Will you suffer me therefore to beg, unless any consideration restrains you,
that you would be pleased to acquaint me what motives have induced you thus to
withdraw from the society of mankind, and to betake yourself to a course of
life to which it sufficiently appears you were not born?”
“I scarce
think myself at liberty to refuse you anything after what hath happened,”
replied the old man. “If you desire therefore to hear the story of an unhappy
man, I will relate it to you.

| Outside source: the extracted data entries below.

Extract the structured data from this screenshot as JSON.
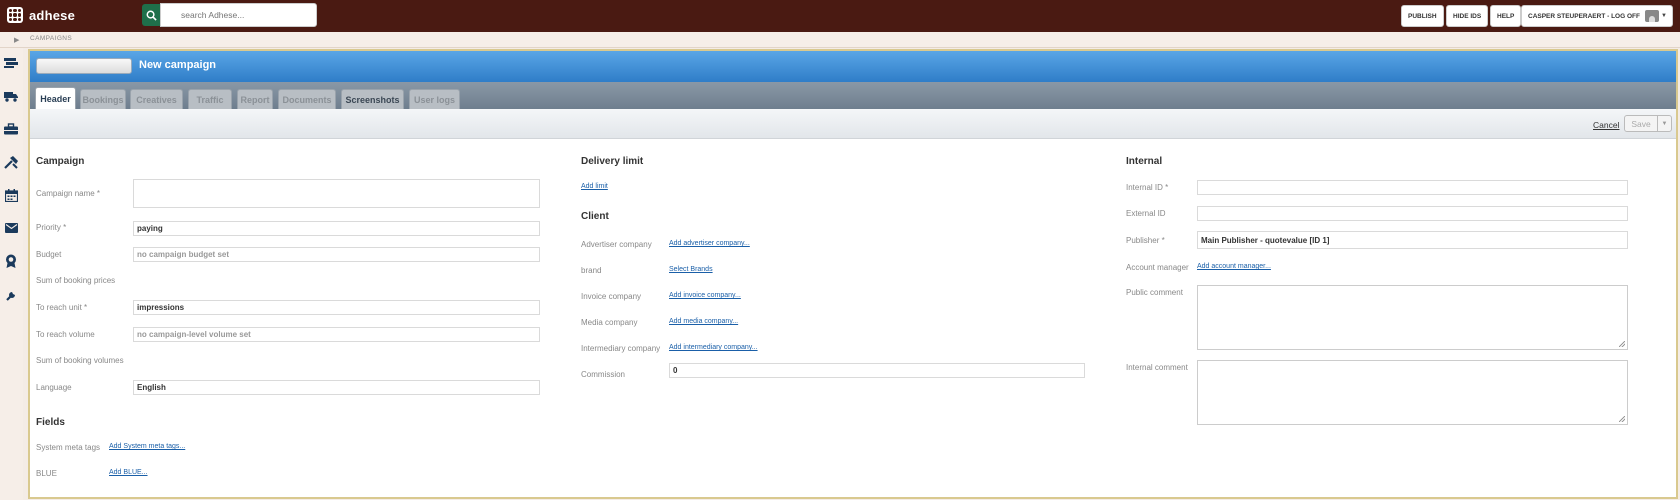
{
  "app": {
    "name": "adhese"
  },
  "search": {
    "placeholder": "search Adhese..."
  },
  "topbar": {
    "publish": "PUBLISH",
    "hide_ids": "HIDE IDS",
    "help": "HELP",
    "user": "CASPER STEUPERAERT - LOG OFF"
  },
  "breadcrumb": "CAMPAIGNS",
  "sidebar_icons": [
    "campaigns-icon",
    "delivery-truck-icon",
    "briefcase-icon",
    "tools-icon",
    "calendar-icon",
    "mail-icon",
    "award-icon",
    "wrench-icon"
  ],
  "panel": {
    "title": "New campaign",
    "tabs": [
      {
        "label": "Header",
        "state": "active"
      },
      {
        "label": "Bookings",
        "state": "disabled"
      },
      {
        "label": "Creatives",
        "state": "disabled"
      },
      {
        "label": "Traffic",
        "state": "disabled"
      },
      {
        "label": "Report",
        "state": "disabled"
      },
      {
        "label": "Documents",
        "state": "disabled"
      },
      {
        "label": "Screenshots",
        "state": "enabled"
      },
      {
        "label": "User logs",
        "state": "disabled"
      }
    ],
    "cancel": "Cancel",
    "save": "Save"
  },
  "campaign": {
    "title": "Campaign",
    "name_label": "Campaign name *",
    "name_value": "",
    "priority_label": "Priority *",
    "priority_value": "paying",
    "budget_label": "Budget",
    "budget_value": "no campaign budget set",
    "sum_prices_label": "Sum of booking prices",
    "reach_unit_label": "To reach unit *",
    "reach_unit_value": "impressions",
    "reach_volume_label": "To reach volume",
    "reach_volume_value": "no campaign-level volume set",
    "sum_volumes_label": "Sum of booking volumes",
    "language_label": "Language",
    "language_value": "English"
  },
  "fields": {
    "title": "Fields",
    "meta_label": "System meta tags",
    "meta_link": "Add System meta tags...",
    "blue_label": "BLUE",
    "blue_link": "Add BLUE..."
  },
  "delivery": {
    "title": "Delivery limit",
    "add_limit": "Add limit"
  },
  "client": {
    "title": "Client",
    "advertiser_label": "Advertiser company",
    "advertiser_link": "Add advertiser company...",
    "brand_label": "brand",
    "brand_link": "Select Brands",
    "invoice_label": "Invoice company",
    "invoice_link": "Add invoice company...",
    "media_label": "Media company",
    "media_link": "Add media company...",
    "intermediary_label": "Intermediary company",
    "intermediary_link": "Add intermediary company...",
    "commission_label": "Commission",
    "commission_value": "0"
  },
  "internal": {
    "title": "Internal",
    "internal_id_label": "Internal ID *",
    "internal_id_value": "",
    "external_id_label": "External ID",
    "external_id_value": "",
    "publisher_label": "Publisher *",
    "publisher_value": "Main Publisher - quotevalue [ID 1]",
    "account_manager_label": "Account manager",
    "account_manager_link": "Add account manager...",
    "public_comment_label": "Public comment",
    "internal_comment_label": "Internal comment"
  }
}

Indeed you judge rightly, in thinking there is
commonly something extraordinary in the fortunes of those who fly from society;
for however it may seem a paradox, or even a contradiction, certain it is, that
great philanthropy chiefly inclines us to avoid and detest mankind; not on
account so much of their private and selfish vices, but for those of a relative
kind; such as envy, malice, treachery, cruelty, with every other species of
malevolence. These are the vices which true philanthropy abhors, and which
rather than see and converse with, she avoids society itself. However, without
a compliment to you, you do not appear to me one of those whom I should shun or
detest; nay, I must say, in what little hath dropt from you, there appears some
parity in our fortunes: I hope, however, yours will conclude more
successfully.”
Here some
compliments passed between our heroe and his host, and then the latter was
going to begin his history, when Partridge interrupted him. His apprehensions
had now pretty well left him, but some effects of his terrors remained; he
therefore reminded the gentleman of that excellent brandy which he had
mentioned. This was presently brought, and Partridge swallowed a large bumper.
The
gentleman then, without any farther preface, began as you may read in the next
chapter.
Chapter xi. — In which the Man of the Hill begins to relate his history.
“I was
born in a village of Somersetshire, called Mark, in the year 1657. My father
was one of those whom they call gentlemen farmers. He had a little estate of
about £300 a year of his own, and rented another estate of near the same value.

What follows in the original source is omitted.